Peter Schreier has appeared on recordings of Bach’s St John Passion at least three times before. On RCA, in 1976, he sang the Evangelist and the tenor arias, alongside the Leipzig Thomaskirche Choir and the Leipzig Gewandhaus Orchestra. He did the same for Helmut Rilling on Sony in 1984. For Philips, in February 1988, he again sang the Evangelist and the tenor arias but also directed the performance. Here thirty years to the month after that, he is conducting the work in Bach’s own Leipzig church (or one of them). So he has been among Europe’s leading Evangelists but has also been conducting this work for many years both before and since he retired from singing. This was not a late addition to his musical art – he trained as a conductor as well as a singer – and lived with the vocal works of Bach since he was a boy chorister in Dresden. So, as you might imagine, there is a feeling of authority throughout this performance.

For the opening chorus – one of the greatest movements in all Bach – he favours a swifter tempo these days than he did in 1988, taking just 8:08 against the earlier 9:48. Of those modern versions I know, only Monica Huggett’s (7:43) and Richard Eggar’s (7:09) break that 8 minute barrier. Schreier’s account is splendid; urgent and compelling, with the repeated clashes of flutes and oboes well brought out, and the semiquaver string ostinato driving us on to the momentous events the Passion will unfold. The chamber choir (Sächsischer Kammerchor) is fine too, rhythmic, well-balanced and accurate. In fact they sing very well throughout, devotional in the chorales and passionately involved in the dramatic turba moments. Their singing of the wonderful last chorus Ruht wohl (Be at peace) is as consoling as it must be.

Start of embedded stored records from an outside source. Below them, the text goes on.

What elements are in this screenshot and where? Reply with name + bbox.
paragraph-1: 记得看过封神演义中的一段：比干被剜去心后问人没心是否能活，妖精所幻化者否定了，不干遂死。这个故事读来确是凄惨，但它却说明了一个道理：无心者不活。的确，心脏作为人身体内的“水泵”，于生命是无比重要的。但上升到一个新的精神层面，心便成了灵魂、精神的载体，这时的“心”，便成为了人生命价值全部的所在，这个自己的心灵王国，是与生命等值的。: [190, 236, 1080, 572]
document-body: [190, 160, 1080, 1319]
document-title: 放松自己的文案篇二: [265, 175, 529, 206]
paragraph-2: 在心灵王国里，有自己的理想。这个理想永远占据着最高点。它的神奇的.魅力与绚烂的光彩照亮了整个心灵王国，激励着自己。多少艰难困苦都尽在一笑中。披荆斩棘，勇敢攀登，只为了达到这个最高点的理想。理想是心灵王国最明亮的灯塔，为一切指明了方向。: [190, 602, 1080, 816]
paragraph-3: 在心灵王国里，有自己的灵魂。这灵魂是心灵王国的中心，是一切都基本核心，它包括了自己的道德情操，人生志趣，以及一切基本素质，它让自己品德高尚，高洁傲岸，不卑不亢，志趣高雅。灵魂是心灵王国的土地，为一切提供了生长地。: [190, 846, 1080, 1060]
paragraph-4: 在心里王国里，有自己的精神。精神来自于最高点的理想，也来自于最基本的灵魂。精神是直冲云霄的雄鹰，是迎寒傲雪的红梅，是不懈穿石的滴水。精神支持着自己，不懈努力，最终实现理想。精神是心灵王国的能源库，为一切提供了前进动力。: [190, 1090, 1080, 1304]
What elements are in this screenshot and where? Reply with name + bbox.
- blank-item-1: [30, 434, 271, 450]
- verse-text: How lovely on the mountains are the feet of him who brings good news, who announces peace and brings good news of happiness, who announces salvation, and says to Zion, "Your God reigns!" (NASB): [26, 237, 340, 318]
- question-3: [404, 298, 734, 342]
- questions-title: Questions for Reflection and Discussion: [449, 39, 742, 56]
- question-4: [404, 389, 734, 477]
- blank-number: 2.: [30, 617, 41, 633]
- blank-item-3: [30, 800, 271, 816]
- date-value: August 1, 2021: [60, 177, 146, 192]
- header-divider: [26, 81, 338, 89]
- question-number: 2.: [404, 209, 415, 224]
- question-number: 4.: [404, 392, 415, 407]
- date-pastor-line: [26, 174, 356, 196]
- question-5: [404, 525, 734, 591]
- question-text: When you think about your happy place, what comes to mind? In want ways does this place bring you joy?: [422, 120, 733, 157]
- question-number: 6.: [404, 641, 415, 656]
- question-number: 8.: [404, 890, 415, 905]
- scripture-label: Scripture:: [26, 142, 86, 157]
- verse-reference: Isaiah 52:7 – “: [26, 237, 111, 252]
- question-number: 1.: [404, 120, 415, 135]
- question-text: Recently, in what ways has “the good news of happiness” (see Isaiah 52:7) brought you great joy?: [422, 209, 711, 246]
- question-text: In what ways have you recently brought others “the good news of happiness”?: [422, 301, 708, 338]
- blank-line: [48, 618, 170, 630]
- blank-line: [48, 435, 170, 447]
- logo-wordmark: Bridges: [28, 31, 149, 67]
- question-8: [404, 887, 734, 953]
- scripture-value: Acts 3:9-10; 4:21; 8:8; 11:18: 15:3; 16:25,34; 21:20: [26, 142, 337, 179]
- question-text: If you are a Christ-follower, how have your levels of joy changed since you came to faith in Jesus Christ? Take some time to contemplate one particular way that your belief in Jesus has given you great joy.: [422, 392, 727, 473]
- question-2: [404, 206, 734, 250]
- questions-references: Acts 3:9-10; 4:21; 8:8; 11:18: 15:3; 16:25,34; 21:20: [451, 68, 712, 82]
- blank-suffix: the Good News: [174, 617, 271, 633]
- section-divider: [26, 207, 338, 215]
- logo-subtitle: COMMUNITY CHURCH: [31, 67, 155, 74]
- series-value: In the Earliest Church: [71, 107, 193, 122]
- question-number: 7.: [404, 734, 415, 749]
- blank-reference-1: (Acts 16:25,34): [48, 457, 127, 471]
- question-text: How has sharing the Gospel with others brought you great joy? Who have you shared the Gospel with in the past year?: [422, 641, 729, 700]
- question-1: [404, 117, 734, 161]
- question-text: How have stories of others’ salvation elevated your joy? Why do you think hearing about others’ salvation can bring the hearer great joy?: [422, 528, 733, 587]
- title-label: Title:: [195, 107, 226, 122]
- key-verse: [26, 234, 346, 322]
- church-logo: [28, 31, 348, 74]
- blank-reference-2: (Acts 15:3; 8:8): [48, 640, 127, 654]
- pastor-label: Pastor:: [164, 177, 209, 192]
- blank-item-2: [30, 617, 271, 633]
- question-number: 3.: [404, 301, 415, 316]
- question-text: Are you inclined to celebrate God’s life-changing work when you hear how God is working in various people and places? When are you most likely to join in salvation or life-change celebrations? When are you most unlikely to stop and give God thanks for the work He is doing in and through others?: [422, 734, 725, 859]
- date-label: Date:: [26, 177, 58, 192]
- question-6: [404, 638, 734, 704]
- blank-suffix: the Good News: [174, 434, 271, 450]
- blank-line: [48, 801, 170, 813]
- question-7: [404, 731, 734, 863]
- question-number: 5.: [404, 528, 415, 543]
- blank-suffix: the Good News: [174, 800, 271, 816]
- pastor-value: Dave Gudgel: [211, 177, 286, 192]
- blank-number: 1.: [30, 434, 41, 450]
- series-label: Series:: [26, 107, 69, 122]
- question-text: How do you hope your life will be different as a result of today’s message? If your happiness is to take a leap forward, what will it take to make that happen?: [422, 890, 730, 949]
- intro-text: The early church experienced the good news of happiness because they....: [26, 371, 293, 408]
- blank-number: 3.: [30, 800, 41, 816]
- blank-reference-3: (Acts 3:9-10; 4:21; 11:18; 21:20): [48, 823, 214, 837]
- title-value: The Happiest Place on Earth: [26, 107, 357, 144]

The soloists vary however. Both the women are good. Alto Marie Henriette Reinhold is in fact very good, a true alto timbre (not a mezzo with some low notes), firm and rich in the opening aria, and moving in the great Es ist vollbracht! (It is fulfilled). Viktoria Wilson’s bright pure soprano mostly graces her music, touching in her first aria, if a bit more taxed and occasionally shrill in the Passion’s final aria on the death of Jesus Zerfliesse mein Herze. The Pilatus, Lars Conrad, also sings the bass arias and is excellent in both, especially when combining with the choir in Mein teurer Heiland (My precious Saviour). The bass, Egbert Junghanns, sings Jesus with gravitas, but sounds stretched by some moments in his longer contributions. The tenor arias from Patrick Grahl are fluently and attractively sung, and he copes well with the leaps in Ach mein Sinn (Ah my mind).

The Evangelist, Martin Petzold, has an agreeable enough tenor, of the type we expect for the part, and has excellent diction (essential since he is effectively narrating the Passion story). But he struggles at a couple of points, such as the difficult arioso when he describes the crowing of the cock and Peter’s bitter weeping – Bach’s long melismatic phrases need better breath control here, though the result is not ineffective in suggesting a broken spirit. More worrying is the moment in Part 2 at 18c, where Petzold barks his lines about Barrabas being a murderer rather too histrionically, as if an enraged participant rather than a narrator.

The sound is good, the reverberation of Leipzig’s Thomaskirche adding bloom but never muddying the texture. The many instrumental obbligati are not only excellently played but vividly captured, as are the voices. It all feels live too but is rather more than a souvenir for those who have heard Bach sung in this church. It is an excellent St John Passion such as would have satisfied most of us if we had been there. There is a nice booklet with appropriate colour artwork from Hieronymous Bosch and others. It is not a sole library choice maybe, since the occasional solo vocal frailties of a live performance might not bear repeated listening, and there are so many fine studio versions. Schreier’s direction is splendid but so too was it in 1988 and that also has his Evangelist, a strong solo team and three extra arias from the 1725 version (the Philips recording was reissued by Newton). But I will enjoy the present recording also for its dedication, fine choral singing and the sense of a special occasion led in the perfect setting by a great Bachian.